Where do we go from here? When are you people leaving the scene for younger generation to have their own input, a new style to infuse in leadership?
It was George Orwell who said that ‘those who elect corrupt politicians are not victims, they are accomplices’. So, part of what has happened to Nigeria is that there is this middle that has become complicit. Your generation is complicit. I wrote this book. ‘Why Not’? I talked about state capture, keeping fascism and the criminal hijack of politics in Nigeria. And the central theme of that book is essentially a complicit middle – your generation could have acted to get rid of these people a long time ago, you mentioned that I was in the presidential advisory position at 27, that is correct. It did not come from godfather or anything. I just showed up and John Momoh and co, I think were young fellows on television back then, the Director-General said to Mohammed Ibrahim, ‘who is that guy in television’? Then I was talking on television and the president and vice said ‘who is that boy’? Can we find him? Look, we had leaders that thought that way in those days, but today, now all you think of is ‘who is from my village, who will do this or that for me’? That is what we need to change in this country. If we change that, our country is reclaimable, we can win. In 1991, India was technically bankrupt, three weeks trading money. Everything was going South, and today, India is the big economy in the world, literally that everybody is turning to. In the next 25 years, they would be the second largest economy in the world. If India can do it, we can do it.
Where do we start from, not only in politics, but all round of our national life?

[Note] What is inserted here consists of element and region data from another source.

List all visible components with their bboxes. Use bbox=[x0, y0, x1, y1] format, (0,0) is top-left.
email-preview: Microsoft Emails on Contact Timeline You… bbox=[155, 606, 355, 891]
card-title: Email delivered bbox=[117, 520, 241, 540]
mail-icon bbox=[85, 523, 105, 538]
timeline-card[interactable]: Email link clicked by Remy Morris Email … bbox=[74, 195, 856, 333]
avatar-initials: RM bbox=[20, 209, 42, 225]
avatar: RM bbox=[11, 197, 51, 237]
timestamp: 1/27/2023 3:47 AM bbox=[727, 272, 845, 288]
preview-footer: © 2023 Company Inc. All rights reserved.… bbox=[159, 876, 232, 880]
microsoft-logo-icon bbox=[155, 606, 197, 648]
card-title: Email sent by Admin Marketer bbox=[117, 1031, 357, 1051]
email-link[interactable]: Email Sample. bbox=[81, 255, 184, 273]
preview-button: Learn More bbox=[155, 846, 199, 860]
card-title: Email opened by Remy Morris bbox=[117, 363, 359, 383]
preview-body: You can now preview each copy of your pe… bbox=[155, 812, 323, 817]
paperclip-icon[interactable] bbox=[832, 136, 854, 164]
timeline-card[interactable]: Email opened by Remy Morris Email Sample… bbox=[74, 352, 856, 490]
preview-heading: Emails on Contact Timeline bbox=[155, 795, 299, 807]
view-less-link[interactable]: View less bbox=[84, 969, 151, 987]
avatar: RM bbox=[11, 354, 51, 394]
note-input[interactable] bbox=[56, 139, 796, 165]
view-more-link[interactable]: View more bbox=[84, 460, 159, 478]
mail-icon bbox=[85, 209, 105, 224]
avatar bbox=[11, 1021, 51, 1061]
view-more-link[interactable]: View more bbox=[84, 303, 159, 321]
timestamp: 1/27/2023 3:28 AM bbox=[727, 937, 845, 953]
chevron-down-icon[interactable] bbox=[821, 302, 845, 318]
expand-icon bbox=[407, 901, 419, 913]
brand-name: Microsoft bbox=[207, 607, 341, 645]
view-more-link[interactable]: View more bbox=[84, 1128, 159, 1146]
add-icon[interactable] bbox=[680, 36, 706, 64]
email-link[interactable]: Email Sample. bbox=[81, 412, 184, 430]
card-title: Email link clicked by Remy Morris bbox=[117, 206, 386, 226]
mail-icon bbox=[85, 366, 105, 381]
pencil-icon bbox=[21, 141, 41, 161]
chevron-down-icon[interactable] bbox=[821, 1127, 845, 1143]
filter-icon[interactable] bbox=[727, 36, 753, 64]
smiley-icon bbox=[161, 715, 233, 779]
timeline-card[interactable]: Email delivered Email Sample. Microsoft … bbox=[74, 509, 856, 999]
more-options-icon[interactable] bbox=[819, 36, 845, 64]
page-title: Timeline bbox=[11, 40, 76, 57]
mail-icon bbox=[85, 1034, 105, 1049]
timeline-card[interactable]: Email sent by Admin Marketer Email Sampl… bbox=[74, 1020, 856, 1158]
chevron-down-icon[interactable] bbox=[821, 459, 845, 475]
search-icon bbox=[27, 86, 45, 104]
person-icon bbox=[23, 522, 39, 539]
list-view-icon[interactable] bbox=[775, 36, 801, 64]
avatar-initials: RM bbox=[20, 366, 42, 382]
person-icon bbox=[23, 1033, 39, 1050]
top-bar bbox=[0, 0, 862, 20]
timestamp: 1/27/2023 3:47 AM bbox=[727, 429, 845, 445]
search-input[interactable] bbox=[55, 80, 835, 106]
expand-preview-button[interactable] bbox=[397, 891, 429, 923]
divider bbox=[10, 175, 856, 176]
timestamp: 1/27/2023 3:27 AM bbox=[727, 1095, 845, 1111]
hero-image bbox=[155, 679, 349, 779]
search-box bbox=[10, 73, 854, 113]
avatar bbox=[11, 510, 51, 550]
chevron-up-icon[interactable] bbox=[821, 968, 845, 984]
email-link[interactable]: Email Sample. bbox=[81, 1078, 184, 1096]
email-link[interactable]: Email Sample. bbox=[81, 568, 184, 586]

It’s more fundamental, even more fundamental than public sector private sector. But let me stick on both sides quickly. On the side of public sector, private sector and all of that, what I have advocated for years, and again, it’s not extraordinarily original. In 1985, there was a conference in Nairobi, Kenya talking about a tripartite approach to governing, where the private sector, the public sector, and the social enterprise sector, as we now call it, governed almost like equals and hold each other accountable. That led to what was called the enabling environment forum which gave birth to the Nigerian Economic Summit Group, which unfortunately did not go the way the ideas were supposed to go. So, that is one in terms of the structure of governing that can change things. But more importantly, the biggest challenge we have is culture, it has collapsed in Nigeria, values shape human progress. How do we get values revolution? Institutions are critical for human progress, if we can commit to building stronger institutions that push back on people who do not do right, and the rule of law is fully in place. Look at our judiciary, our judiciary is a laughing stock. Is a joke! No country can make real progress without a judiciary that you can rely on. Look at other institutions, whether it is INEC or this or that, they are weak. How do we ensure that we build strong institutions and that have values that really ensure that character matters and that people of character can show a light. It is completely doable, I am absolutely confident, because I have seen it happen in human history. Look at the example of Singapore and corruption and even the ideas that I suggested, the so-called roadmap of the last administration, the Bolsonaro familiar idea and how Lula da Silva implemented that in Brazil, but we didn’t manage to implement it here like it should have been implemented, because of our values. Ultimately, values shape human progress. When we have the right values, and ensure that people of character and commitment to service are in positions of public authority, our country will turn around, we have ingredients, the human capital that it takes to show the way. With right characters in leadership, with strong institutions in place, we shall win. All hope is not lost.